State that in quantum mechanical experiments, overall phases do not affect the experimental results. Thus, the only important value is the relative phase between $e^{i \alpha}$ and $e^{i \beta}$. Choose $\alpha=0$ to make the first term real, and the expression becomes

$$\vert+ \rangle_{x}=\frac{1}{\sqrt{2}} \vert+ \rangle + \frac{1}{\sqrt{2}}e^{i \beta}\vert- \rangle \; \; . $$

The same process can be performed with $\vert- \rangle_{x}$ to find that

$$\vert- \rangle_{x}=\frac{1}{\sqrt{2}} \vert+ \rangle + \frac{1}{\sqrt{2}}e^{i \delta}\vert- \rangle \; \; . $$

* Now, we need to find how the two phases are related. We can use the fact that the two states are orthogonal to each other, that is that $\left\vert_{x}\langle -\vert+ \rangle_{x}\right\vert^{2}=0$ (be sure to note that the coefficients in $_{x}\langle -\vert$ are the complex conjugate of $\vert- \rangle_{x}$) . This is a good time to have students perform the Calculating $_{x}\langle -\vert+ \rangle_{x}$ activity.
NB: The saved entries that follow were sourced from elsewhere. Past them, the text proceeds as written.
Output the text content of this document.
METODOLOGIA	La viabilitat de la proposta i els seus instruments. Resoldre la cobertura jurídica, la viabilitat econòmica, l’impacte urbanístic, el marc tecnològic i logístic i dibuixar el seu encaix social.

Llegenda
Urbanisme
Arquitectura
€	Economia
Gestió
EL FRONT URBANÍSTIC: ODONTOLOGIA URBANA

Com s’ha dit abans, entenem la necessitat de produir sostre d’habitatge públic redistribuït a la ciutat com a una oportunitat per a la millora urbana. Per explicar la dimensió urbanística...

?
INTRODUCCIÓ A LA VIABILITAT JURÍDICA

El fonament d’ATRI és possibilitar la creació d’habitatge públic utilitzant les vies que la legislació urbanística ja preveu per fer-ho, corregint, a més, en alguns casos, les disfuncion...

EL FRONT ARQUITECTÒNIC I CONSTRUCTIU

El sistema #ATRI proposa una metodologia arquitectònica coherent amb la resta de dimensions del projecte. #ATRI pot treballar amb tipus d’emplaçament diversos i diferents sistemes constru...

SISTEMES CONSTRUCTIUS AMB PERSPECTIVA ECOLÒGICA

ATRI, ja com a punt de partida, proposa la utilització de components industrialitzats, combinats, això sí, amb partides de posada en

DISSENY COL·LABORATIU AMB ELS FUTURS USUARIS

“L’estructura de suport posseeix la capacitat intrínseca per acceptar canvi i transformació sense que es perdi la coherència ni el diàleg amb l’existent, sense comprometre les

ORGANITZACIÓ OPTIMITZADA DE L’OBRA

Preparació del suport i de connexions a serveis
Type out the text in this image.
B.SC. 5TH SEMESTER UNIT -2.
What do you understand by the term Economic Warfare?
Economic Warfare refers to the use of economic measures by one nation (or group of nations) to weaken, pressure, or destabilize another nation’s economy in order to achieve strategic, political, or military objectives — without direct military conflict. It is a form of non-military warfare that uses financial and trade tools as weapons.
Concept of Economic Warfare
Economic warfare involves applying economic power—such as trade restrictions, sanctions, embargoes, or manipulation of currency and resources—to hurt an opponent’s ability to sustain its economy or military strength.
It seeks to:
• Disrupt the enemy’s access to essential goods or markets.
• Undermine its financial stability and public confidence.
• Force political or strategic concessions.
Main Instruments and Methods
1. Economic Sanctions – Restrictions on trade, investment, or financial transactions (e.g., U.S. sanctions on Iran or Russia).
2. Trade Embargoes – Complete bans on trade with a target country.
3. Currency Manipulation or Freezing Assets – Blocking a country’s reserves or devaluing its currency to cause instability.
Doing so will give

$$\frac{1}{4}\left\vert1+e^{i (\beta - \delta)}\right\vert^{2}= 0 \; \; . $$

$$\beta = 0$$

and

$$\delta = -\pi \; \; .$$

$$\vert+ \rangle_{x}=\frac{1}{\sqrt{2}} \vert+ \rangle + \frac{1}{\sqrt{2}}\vert- \rangle \; \; . $$

and

$$\vert- \rangle_{x}=\frac{1}{\sqrt{2}} \vert+ \rangle - \frac{1}{\sqrt{2}}\vert- \rangle \; \; . $$